Space in the recently expanded 53,000-square-foot research building already is in demand, says Nikolaos Stergiou, director of biomechanics at UNO. The 30,000-square-foot addition, dedicated in October, already is full of activity, he says.
Credit the additional space for giving Stergiou and his colleagues some wiggle room. The added space translates to eight additional research labs, a data processing center, and workspace for the 13 faculty members, 35 undergraduate students, and 25 graduate students.
And people are noticing their handiwork. Four biotechnology companies wish to locate in the Biomechanics Research Building. “They want to work side-by-side with our people, shouldering in research greatness,” Stergiou says.
And they are intrigued by what’s inside the Biomechanics Research Building. Stergiou described some highlights, which all are geared toward the study of the mechanical laws relating to the movement or structure of living organisms:
- A second virtual reality laboratory. This one comes with a treadmill that has 6 degrees of freedom of movement. “Not only up and down, but sideways as well. Just imagine something like that.”
- A machine shop large enough for people to drive their vehicles inside.
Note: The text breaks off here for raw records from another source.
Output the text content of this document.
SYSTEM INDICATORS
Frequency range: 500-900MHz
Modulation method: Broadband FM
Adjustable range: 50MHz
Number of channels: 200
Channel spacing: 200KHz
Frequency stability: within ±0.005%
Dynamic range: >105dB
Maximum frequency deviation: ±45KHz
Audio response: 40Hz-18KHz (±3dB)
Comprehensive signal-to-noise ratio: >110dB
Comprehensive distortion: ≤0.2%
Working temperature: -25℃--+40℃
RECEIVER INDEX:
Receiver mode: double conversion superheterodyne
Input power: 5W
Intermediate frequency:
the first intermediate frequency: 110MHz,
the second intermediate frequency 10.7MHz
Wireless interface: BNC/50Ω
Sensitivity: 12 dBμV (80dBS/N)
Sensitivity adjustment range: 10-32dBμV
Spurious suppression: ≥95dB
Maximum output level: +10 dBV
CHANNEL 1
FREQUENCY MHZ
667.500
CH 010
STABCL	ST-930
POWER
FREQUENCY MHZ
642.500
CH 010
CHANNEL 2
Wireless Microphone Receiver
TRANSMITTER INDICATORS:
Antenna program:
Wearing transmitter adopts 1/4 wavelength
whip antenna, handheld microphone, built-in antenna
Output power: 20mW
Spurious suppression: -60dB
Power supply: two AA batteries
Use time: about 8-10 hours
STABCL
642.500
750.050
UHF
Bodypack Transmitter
Not to have their oil changed, Stergiou says, but to have sensors installed that will assist scientists to study how we drive when we get older.” Scientists can, for example, track acceleration time for older motorists and the types of abrupt reactions they make while driving, Stergiou says, which will determine who should drive and who shouldn’t.
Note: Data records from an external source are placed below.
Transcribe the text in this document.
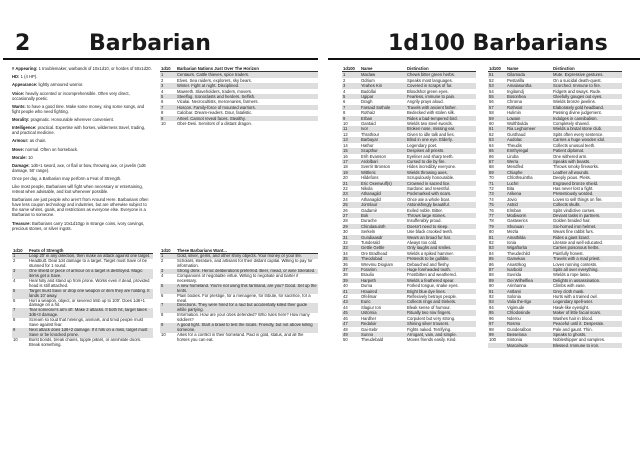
2	Barbarian	1d100 Barbarians

# Appearing: 1 troublemaker, warbands of 10x1d10, or hordes of 50x1d20.

HD: 1 (4 HP).

Appearance: lightly armoured warrior.

Voice: heavily accented or incomprehensible. Often very direct, occasionally poetic.

Wants: to have a good time. Make some money, sing some songs, and fight people who need fighting.

Morality: pragmatic. Honourable wherever convenient.

Intelligence: practical. Expertise with horses, wilderness travel, trading, and practical medicine.

Armour: as chain.

Move: normal. Often on horseback.

Morale: 10

Damage: 1d6+1 sword, axe, or flail or bow, throwing axe, or javelin (1d6 damage, 50' range).

Once per day, a Barbarian may perform a Feat of Strength.

Like most people, Barbarians will fight when necessary or entertaining, retreat when advisable, and loot whenever possible.

Barbarians are just people who aren't from Around Here. Barbarians often have less coupon technology and industries, but are otherwise subject to the same whims, goals, and restrictions as everyone else. Everyone is a Barbarian to someone.

Treasure: Barbarians carry 10x1d10gp in strange coins, ivory carvings, precious stones, or silver ingots.

1d10	Feats of Strength
1	Leap 20' in any direction, then make an attack against one target.
2	Headbutt. Deal 1d4 damage to a target. Target must Save or be stunned for 1 round.
3	One shield or piece of armour on a target is destroyed. Magic items get a Save.
4	Heal fully and stand up from prone. Works even if dead, provided head is still attached.
5	Target must Save or drop one weapon or item they are holding. It lands 10' away.
6	Hurl a weapon, object, or severed limb up to 100'. Does 1d6+1 damage on a hit.
7	Tear someone's arm off. Make 2 attacks. If both hit, target takes 3d6+3 damage.
8	Scream so loud that hirelings, animals, and timid people must Save against fear.
9	Next attack does 1d6+2 damage. If it hits on a miss, target must Save or be knocked prone.
10	Burst bonds, break chains, topple pillars, or annihilate doors. Break something.
1d10	Barbarian Nations Just Over The Horizon
1	Centaurs. Cattle thieves, spice traders.
2	Elves. Sea raiders, explorers, sky bears.
3	Winter. Fight at night. Disciplined.
4	Mawreth. Slaveholders, traders, movers.
5	Steelfog. Iconoclasts and herders. Selfish.
6	Vicalai. Necrocultists, mercenaries, farmers.
7	Hoscon. Family-force of mounted warriors.
8	Calcibar. Dream-readers. Dour, fatalistic.
9	Arteel. Cannot reveal faces. Stealthy.
10	Ober-Desi. Servitors of a distant dragon.
1d10	These Barbarians Want...
1	Gold, silver, gems, and other shiny objects. Your money or your life.
2	Scholars, literature, and artisans for their distant capital. Willing to pay for information.
3	Strong drink. Heroic deliberations preferred. Beer, mead, or wine tolerated.
4	Companions of negotiable virtue. Willing to negotiate and barter if necessary.
5	A new homeland. You're not using this farmland, are you? Good. Set up the tents.
6	Plain bodies. For prestige, for a menagerie, for tribute, for sacrifice, for a meal.
7	Directions. They were hired for a raid but accidentally killed their guide while partying.
8	Information. How are your cities defended? Who rules here? How many soldiers?
9	A good fight. Start a brawl to test the locals. Friendly, but not above killing someone.
10	Allies for a conflict in their homeland. Paid in gold, status, and all the horses you can eat.
1d100	Name	Distinction
1	Maclaw	Chews bitter green herbs.
2	Odrium	Speaks most languages.
3	Yeahes Kin	Covered in scraps of fur.
4	Badollai	Bloodshot green eyes.
5	Ugipar	Fearless, immune to pain.
6	Dragh	Angrily prays aloud.
7	Farsaid Sothole	Travels with ancient father.
8	Rothaiz	Bedecked with stolen silk.
9	Erban	Rides a bad-tempered bird.
10	Gantaid	Wields two steel swords.
11	Ivor	Broken nose, missing ear.
12	Thrathour	Given to idle talk and lies.
13	Barbayar	Blind in one eye. Elderly.
14	Hathur	Legendary poet.
15	Scapthur	Despises all priests.
16	Erih Evanson	Eyeliner and sharp teeth.
17	Ardolbari	Cursed to die by fire.
18	Sverrir Bronson	Hides incredibly everyone.
19	Wittleric	Wields throwing axes.
20	Hildefons	Scrupulously honourable.
21	Eric Oxenwulf(s)	Crowned in sacred lice.
22	Nikola	Sardonic and resentful.
23	Athanagild	Pockmarked with scars.
24	Athanagild	Once ate a whole boar.
25	Jormlaur	Astonishingly beautiful.
26	Gadamir	Exiled noble. Bitter.
27	Bok	Throws large stones.
28	Durache	Insufferably proud.
29	Chindasuinth	Doesn't need to sleep.
30	Serkeln	Use black crooked teeth.
31	Gundiaasdr	Wears an broad fur hat.
32	Tunderald	Always too cold.
33	Gettle Gettle	Only laughs and smiles.
34	Ore Bradhead	Wields a spiked hammer.
35	Theodobad	Pretends to be gullible.
36	Wrevmu Diogiam	Debauched and fleshy.
37	Forarinn	Huge foreheaded tooth.
38	Braulio	Frostbitten and weathered.
39	Harpeth	Wields a feathered spear.
40	Duma	Forked tongue, snake eyes.
41	Hraaired	Bright blue dye lines.
42	Ofelimar	Reflexively betrays people.
43	Euric	Collects rings and trinkets.
44	Slagiur Ion	Bleak sense of humour.
45	Ustornia	Ritually two row fingers.
46	Hardher	Corpulent but very strong.
47	Redaloir	Shining silver trousers.
48	Gai-Sebr	Fights naked. Terrifying.
49	Sunno	Arrogant, vain, and simple.
50	Theudebald	Moves friends easily. Kind.
1d100	Name	Distinction
51	Gilamoda	Mute. Expressive gestures.
52	Pestarilla	On a suicidal death-quest.
53	Amalasuntha	Scorched. Immune to fire.
54	Ingilamdj	Fidgets and sways. Rude.
55	Bosonhea	Gleefully gouges out eyes.
56	Chroma	Wields bronze javelins.
57	Rothsiot	Elaborately gold headband.
58	Hulimin	Passing divine judgement.
59	Lowain	Indulges in cannibalism.
60	Wulthbulda	Completely shaved.
61	Ria Leghomeer	Wields a brutal stone club.
62	Gunthaud	Spits often every sentence.
63	Audolac	Carries a huge wooden idol.
64	Theudis	Collects unusual teeth.
65	Emthyregal	Patient diplomat.
66	Liruba	One withered arm.
67	Werra	Speaks with beasts.
68	Mendfed	Throws smoky fireworks.
69	Chiaphe	Leather all wounds.
70	Chlothsuintha	Deeply pious. Pleits.
71	Luchri	Engraved bronze shield.
72	Bita	Has never lost a fight.
73	Arikena	Pretentiously worded.
74	Jovio	Loves to sell things on fire.
75	Astrid	Collects skulls.
76	Elmban	Spits vindictive curses.
77	Modiworm	Deviant tasks in partners.
78	Gastwerics	Golden braided hair.
79	Shunuan	Six-horned iron helmet.
80	Mezla	Wears fine rabbit furs.
81	Amathilda	Rides a giant lizard.
82	Ionia	Literate and well educated.
83	Wigaftorita	Carries poisonous herbs.
84	Theudechild	Painfully honest.
85	Gamekao	Travels with a mad priest.
86	Anastrkog	Loves running contests.
87	Ivarbold	Spits all over everything.
88	Suvrida	Wields a rope lasso.
89	Gei Wilhelfiea	Delights in assassination.
90	Arinhanna	Climbs with ease.
91	Antlami	Grey cloth mask.
92	Solonia	Hurts with a trained owl.
93	Valia the-Ilgo	Legendary spell-user.
94	Vigimude	Hawk-like eyesight.
95	Chlodosinde	Maker of little facial scars.
96	Ndernu	Washes hair in blood.
97	Rosmo	Peaceful until it. Desperate.
98	Gunderalbon	Pale and gaunt. Thin.
99	Besselona	Speaks to ghosts.
100	Sintonia	Nobleshipper and vampires.
	Marcalrude	Blessed. Immune to iron.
- An underwater treadmill that allows scientists to test the effects of gravity at different levels other than the earth’s 9.8g. Scientists can study, for example, how buoyancy and subsequently decreased gravity could help rehabilitate injuries by determining how much weight the joint can bear.
Finally, the research building has a laboratory that houses Jorge Zuniga’s 3-D printing capabilities, which the associate professor uses to build prostheses for children with congenital deformities. He’s studying how congenital deformities create an imbalance in a person’s brain. “But what if I give you this prosthesis? Does this affect again the way the brain works?” The laboratory also houses a 3-D printer that, instead of plastic, creates in metal.
Stergiou says he wants Nebraskans to know that the Biomechanics Dept. is paying its own way through private donors and research funding. The department recently received a National Institutes of Health $10.3 million grant – the largest in university history – which allows the department to establish three new research cores: the Movement Analysis Core, the Nonlinear Analysis Core, and the Machining and Prototyping Core.
In 2013, the biomechanics building housed Stergiou’s research group. Six years later, the Biomechanics Research Building houses a department (biomechanics), a center (for Research in Human Movement Variability), and a division (for biomechanics and research development).
Stergiou says the department isn’t finished growing — a theme he repeated at the building addition’s dedication.
“If anyone thinks we are finished, I beg to differ.”